На одном из сеансов в записке, присланной во время предварительной лекции, была высказана гениальная догадка: «По-моему, вы уже начали гипнотизировать». Я не спросил, кто автор записки, но он мог быть либо отличным потенциальным сомнамбулом, либо душевнобольным, либо очень умным человеком.
В самом деле, сеанс массового гипноза начинается задолго до того, как я произношу:
— Внимание…
Он вовсю идет уже тогда, когда я говорю что-то получленоразделыюе о гиппокампе и подсознании и когда показывается знаменитый опыт Бэкона: какая-нибудь девочка держит в руках нитку с привязанным кольцом, думает о маятнике, а нитка раскачивается в такт мысли. (Идеомоторика.) Сеанс начинается с момента, когда люди начинают собираться в зале. С жужжащей раздевалки. С афиши, где крупными буквами написано слово ГИПНОЗ. Нет, еще раньше: с первых темных сведений, что существует такая штука — гипноз. Со смутных представлений, что есть некто знающий и умеющий, искусный и компетентный — специалист, авторитет, маг, колдун…
Концы — в истории.
— Давай подальше, а то как гипнотизнет…
— А чего страшного?
— Не поддамся.
— Мессинга видел? Во работает!
— Они сперва всех усыпляют. Ты меня толкни, я тебя.
— Читал «Мастера и Маргариту»?
— Да ерунда, нет ничего, одни фокусы.
— В глаза ему не смотреть, и все.
— Любимец Рабиндраната Тагора.
— Это действует на одних психов.
Знали бы вы, как мне помогаете, как гипнотизируете друг друга… Если еще не гипнотизируете, то уже внушаете. С больными трудней: они внушают друг другу в общем слабее, чем «нормальные» люди, потому что болезнь погружает каждого в себя. Но и у пациентов коллектив повышает внушаемость, и это может быть благотворно, особенно если подбираются достаточно однородные группы.
Один и тот же механизм работает и во зло и во благо. Нередко успех или неуспех лечения определяется тем, кого встретит больной за дверьми кабинета, в коридоре, у себя дома или в гостях, оптимиста или пессимиста, того, кому помогло или кому стало хуже. (Я уже не говорю: умного или дурака.)

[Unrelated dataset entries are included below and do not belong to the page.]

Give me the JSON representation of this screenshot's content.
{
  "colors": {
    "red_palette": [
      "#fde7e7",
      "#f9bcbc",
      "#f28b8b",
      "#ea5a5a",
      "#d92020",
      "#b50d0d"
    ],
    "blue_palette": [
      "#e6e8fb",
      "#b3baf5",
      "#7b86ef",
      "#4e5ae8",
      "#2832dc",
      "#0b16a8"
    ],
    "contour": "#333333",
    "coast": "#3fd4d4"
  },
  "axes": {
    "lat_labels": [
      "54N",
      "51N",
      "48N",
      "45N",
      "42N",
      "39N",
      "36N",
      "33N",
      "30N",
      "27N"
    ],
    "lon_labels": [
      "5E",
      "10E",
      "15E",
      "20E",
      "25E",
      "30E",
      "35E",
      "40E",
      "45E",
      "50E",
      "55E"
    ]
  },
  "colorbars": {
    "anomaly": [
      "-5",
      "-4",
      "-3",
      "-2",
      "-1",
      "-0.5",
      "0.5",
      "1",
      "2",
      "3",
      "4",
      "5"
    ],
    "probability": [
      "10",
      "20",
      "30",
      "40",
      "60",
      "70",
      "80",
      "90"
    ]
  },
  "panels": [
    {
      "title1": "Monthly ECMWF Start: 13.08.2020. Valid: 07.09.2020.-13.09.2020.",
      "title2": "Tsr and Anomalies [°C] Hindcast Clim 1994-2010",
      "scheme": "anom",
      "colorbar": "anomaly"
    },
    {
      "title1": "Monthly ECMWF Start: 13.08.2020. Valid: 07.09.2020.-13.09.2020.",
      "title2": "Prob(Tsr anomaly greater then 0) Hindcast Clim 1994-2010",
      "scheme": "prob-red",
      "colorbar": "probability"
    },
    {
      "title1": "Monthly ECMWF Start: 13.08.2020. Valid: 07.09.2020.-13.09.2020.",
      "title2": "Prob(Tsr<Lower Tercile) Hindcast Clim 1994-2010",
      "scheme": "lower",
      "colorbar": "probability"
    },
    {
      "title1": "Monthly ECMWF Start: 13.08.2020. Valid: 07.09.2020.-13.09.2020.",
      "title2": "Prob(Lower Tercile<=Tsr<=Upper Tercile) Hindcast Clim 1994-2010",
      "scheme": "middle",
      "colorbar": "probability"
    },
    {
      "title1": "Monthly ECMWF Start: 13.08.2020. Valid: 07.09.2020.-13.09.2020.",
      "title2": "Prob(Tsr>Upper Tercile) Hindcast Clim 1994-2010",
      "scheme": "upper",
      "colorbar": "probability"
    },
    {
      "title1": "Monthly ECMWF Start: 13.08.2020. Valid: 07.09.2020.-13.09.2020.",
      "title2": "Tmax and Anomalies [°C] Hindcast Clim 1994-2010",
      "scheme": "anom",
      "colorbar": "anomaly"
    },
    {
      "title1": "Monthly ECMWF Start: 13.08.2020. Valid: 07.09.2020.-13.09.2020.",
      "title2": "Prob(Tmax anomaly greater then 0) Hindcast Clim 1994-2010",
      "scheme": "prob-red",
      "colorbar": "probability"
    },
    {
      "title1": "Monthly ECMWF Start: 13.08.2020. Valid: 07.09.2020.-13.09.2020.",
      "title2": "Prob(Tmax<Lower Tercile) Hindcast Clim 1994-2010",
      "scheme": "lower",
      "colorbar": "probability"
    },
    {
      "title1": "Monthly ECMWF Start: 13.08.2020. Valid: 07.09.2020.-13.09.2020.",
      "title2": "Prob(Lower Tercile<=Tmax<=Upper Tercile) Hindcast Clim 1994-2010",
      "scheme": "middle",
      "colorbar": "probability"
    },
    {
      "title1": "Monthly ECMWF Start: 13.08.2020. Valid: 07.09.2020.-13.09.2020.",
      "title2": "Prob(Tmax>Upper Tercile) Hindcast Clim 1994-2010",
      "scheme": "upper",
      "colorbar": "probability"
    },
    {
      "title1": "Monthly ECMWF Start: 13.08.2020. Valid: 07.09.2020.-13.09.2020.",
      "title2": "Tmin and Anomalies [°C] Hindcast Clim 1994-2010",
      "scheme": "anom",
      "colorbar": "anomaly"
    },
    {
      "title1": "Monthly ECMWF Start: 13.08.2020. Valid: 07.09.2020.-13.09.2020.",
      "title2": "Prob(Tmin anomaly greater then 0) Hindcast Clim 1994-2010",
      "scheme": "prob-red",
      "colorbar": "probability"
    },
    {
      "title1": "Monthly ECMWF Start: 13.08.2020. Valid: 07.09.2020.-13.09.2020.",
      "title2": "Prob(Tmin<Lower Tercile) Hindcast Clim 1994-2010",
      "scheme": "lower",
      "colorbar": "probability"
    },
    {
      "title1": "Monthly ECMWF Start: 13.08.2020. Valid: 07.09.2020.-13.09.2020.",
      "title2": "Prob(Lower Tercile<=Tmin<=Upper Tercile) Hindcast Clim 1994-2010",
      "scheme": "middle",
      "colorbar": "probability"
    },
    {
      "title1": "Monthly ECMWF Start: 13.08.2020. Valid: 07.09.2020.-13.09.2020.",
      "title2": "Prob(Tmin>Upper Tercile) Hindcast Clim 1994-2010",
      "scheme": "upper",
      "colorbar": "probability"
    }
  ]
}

Или взять алкоголиков. Среди наших пациентов более коллективных товарищей, конечно, не найти. Обычно компанейские, свойские ребята, мастера на все руки, трезвые — просто прелесть, говорят даже об их «нажитой синтонности». Не знаю, насколько она нажитая и насколько имеет значение исходный тип. «Чем симпатичнее алкоголик, тем хуже прогноз», — заметил Консторум, известный наш психотерапевт.
И это действительно так.
Внушаемость алкоголика кажется беспредельной. Сомнамбулизм — очень часто, в коллективных сеансах — почти стопроцентный. Коллективная гипнотерапия с внушением, что алкоголь — это кошачья моча или еще какая-нибудь несусветная бяка, что пить больше совсем не хочется и т. д. и т. п., — обычно идет блестяще. Уже после двух-трех сеансов при одном, запахе водки (или его внушении) беднягу выворачивает наизнанку.
Но вот алкоголик, трезвый как огурчик, выходит из клиники и попадает в компанию прежних дружков. Можно не продолжать. Внушаемость начинает работать наоборот. Действуют, конечно, не только дружки, не только механизм подражания и прямого внушения («да давай, чего там…»). Действует и легкая доступность спиртного, и отсутствие других интересов, и вся атмосфера, в которой «питие определяет сознание», а к этому добавляется, конечно, всякое личное, эмоциональное, ситуационное… Но главное все-таки алкоголическая коллективность, проклятое «на троих».
Врачи ведут слишком неравную борьбу, слишком многое помогает алкоголизму. Борьба должна начинаться задолго до клиники и кабинета.
…Надо, чтобы это было демонстративно, дать понять, что это научно, дать почувствовать, что чудеса внутри нас; что медицина все-таки кое-чем располагает; что надо понимать это, дабы не становиться игрушкой в руках шарлатанов и демагогов. И чтобы было зрелищно, эстетично.
…Я не знаю, кто из зрителей окажется сегодня актером моего гипнотического спектакля, но кое-кого сразу вижу. Вот… вот… А здесь — анти…
Есть ли какой-то общий гипнабельный тип? По телосложению среди сомнамбул есть и пикники, и астеники, и атлетического типа. В основном сложены пропорционально, гармонично, многие изящны и красивы. У большинства отпечаток несомненного здоровья — и физического и психического… Как правило, синтонны, коммуникабельны, но не всегда. По кречмеровской шкале шизотимиков меньше, чем циклотимиков, и средних, но ярких циклоидов мало. Эпитимиков еще меньше. Вообще мало крайностей.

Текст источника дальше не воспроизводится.